Tuesday, July 18, 2017

45 Years (2015) * *

45 Years Movie Review

Directed by:  Andrew Haigh

Starring:   Charlotte Rampling, Tom Courtenay

What we have with 45 Years is two terrific performances in search of a compelling dramatic thread.    Rampling and Courtenay, two wonderful British veterans, play Kate and Geoff, a couple married 45 years who receive troubling news which threatens to tear the foundation of their marriage to shreds.    Sounds really juicy, right?    It isn't.    As the film slowly progresses with the speed of molasses in January, I simply was not convinced a couple could be so easily fragmented over the news.    Perhaps their union isn't as strong as they thought, and this development simply speeds up the inevitable decline of the marriage.     But this development?    Really?

The childless couple lives a content, well-off life in the London suburbs.    They are planning a 45th anniversary party since Geoff's health issues forced a cancellation of the 40th.    Kate and Geoff are still comfortably in love until a letter from Switzerland arrives in the mail which changes everything.     Years before Kate and Geoff even met, Geoff was hiking in Switzerland with his girlfriend Katya, who perished after falling through a fissure in a glacier.    Her body was found 50 years later preserved in the ice with her youthful beauty still intact.     Since Geoff was listed as a next of kin, he received the letter and now arranges travel to Switzerland to identify the body.  

Kate had vague knowledge of Katya, but now, after persuading her husband to openly discuss his past, learns more about Katya then she would have liked to know.     She can't say she didn't ask for it.     Did the unearthing of Katya's body also unearth Geoff's long buried feelings about his dead love?     He becomes moody, begins smoking, and behaves very un-Geoff like in the days leading up to the party, which was supposed to celebrate a marriage but now has a pall hanging over it.  

I don't know.    I feel Kate unreasonably expects that her husband would feel nothing after the body of his long-deceased girlfriend who died so horrifically is found.     He needs time to process and to heal.     Kate is besieged with doubt about how much Geoff ever loved her, even though he always seemed to be a more-than-loving husband.     Because the movie tries so hard to shoehorn Geoff as the party in the wrong for, gasp, being upset at his unexpected bump in the road, I found myself pushing back.     Just because the movie tells me to see Kate as the wronged party doesn't mean she actually is.    I feel she is being a little shortsighted and selfish, possibly because Katya's memory might throw a monkey wrench into her ability to enjoy her party.    If I were Geoff, I would be mortified by Kate's behavior.  

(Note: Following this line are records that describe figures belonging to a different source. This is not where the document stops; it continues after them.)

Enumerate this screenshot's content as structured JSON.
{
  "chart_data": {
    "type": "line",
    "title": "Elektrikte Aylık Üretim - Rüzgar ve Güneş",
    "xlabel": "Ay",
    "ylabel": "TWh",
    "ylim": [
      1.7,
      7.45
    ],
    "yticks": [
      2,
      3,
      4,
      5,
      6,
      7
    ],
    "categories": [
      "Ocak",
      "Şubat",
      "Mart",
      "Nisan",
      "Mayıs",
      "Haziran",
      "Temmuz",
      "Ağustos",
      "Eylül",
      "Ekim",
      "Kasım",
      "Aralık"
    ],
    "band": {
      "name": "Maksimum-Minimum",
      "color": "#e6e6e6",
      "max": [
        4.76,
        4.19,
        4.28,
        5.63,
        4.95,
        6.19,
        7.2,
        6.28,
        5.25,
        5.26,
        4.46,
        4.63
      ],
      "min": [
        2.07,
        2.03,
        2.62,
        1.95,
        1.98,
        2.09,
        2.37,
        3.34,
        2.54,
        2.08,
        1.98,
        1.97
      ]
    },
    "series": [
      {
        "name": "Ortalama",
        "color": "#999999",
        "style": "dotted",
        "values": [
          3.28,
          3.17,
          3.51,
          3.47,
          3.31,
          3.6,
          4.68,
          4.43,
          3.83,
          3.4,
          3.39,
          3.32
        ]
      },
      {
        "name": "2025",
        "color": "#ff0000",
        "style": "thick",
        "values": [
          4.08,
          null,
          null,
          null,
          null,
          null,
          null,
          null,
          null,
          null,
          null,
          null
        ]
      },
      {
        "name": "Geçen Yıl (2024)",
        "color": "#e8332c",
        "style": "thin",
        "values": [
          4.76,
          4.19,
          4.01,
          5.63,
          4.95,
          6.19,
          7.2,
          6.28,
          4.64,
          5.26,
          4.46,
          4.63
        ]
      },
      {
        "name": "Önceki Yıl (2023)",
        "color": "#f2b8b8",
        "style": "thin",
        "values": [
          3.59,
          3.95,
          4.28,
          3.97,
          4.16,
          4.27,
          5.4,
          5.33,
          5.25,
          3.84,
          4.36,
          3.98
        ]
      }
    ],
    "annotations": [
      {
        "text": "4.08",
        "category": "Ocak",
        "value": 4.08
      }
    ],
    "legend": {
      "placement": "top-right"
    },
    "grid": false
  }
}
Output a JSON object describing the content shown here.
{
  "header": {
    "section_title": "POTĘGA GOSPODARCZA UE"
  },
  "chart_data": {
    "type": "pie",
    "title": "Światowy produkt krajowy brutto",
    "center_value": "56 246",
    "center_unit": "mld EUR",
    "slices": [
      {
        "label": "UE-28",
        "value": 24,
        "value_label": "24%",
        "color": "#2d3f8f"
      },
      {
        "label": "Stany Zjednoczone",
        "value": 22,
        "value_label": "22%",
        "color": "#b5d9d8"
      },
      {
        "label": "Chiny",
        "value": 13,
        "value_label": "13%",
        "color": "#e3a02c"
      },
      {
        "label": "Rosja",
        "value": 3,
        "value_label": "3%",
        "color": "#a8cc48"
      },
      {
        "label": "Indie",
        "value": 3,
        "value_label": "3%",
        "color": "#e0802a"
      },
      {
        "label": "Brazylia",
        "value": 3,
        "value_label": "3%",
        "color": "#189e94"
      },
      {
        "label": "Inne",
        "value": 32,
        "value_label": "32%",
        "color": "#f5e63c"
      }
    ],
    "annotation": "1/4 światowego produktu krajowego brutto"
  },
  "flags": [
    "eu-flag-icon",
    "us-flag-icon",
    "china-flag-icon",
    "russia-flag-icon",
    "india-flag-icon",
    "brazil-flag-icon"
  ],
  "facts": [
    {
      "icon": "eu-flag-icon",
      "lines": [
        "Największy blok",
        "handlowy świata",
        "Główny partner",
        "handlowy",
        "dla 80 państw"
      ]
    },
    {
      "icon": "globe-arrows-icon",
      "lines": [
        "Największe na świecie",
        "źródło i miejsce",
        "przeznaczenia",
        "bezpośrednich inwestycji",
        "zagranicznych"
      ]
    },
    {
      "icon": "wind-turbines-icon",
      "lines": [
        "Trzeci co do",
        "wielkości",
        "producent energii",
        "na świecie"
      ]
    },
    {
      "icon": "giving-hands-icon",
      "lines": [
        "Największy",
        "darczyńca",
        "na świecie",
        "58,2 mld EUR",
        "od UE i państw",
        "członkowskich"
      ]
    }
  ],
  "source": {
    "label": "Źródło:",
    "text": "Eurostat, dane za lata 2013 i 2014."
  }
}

Rampling was nominated for a Best Actress Oscar for her work and she surely puts herself through the emotional wringer while trying to appear supportive at first, but soon almost obsessive in her jealousy of a long-dead woman.     Geoff had a life prior to Kate that is suddenly no longer buried in the past.    Kate becomes icy (no pun intended) towards Geoff when she really has no sane reason to be.    Courtenay comes off as the more sympathetic of the two, even if he makes covert arrangements to fly to Switzerland and see Katya one last time.     I don't blame him, considering the way Kate is acting.    Maybe if the movie showed how Kate and Geoff manage to work past this and support and understand each other's emotions, 45 Years might have worked better.    Instead, the movie stays on the narrative that their marriage is now irreparably harmed by something out of both persons' control.     I found the whole thing silly.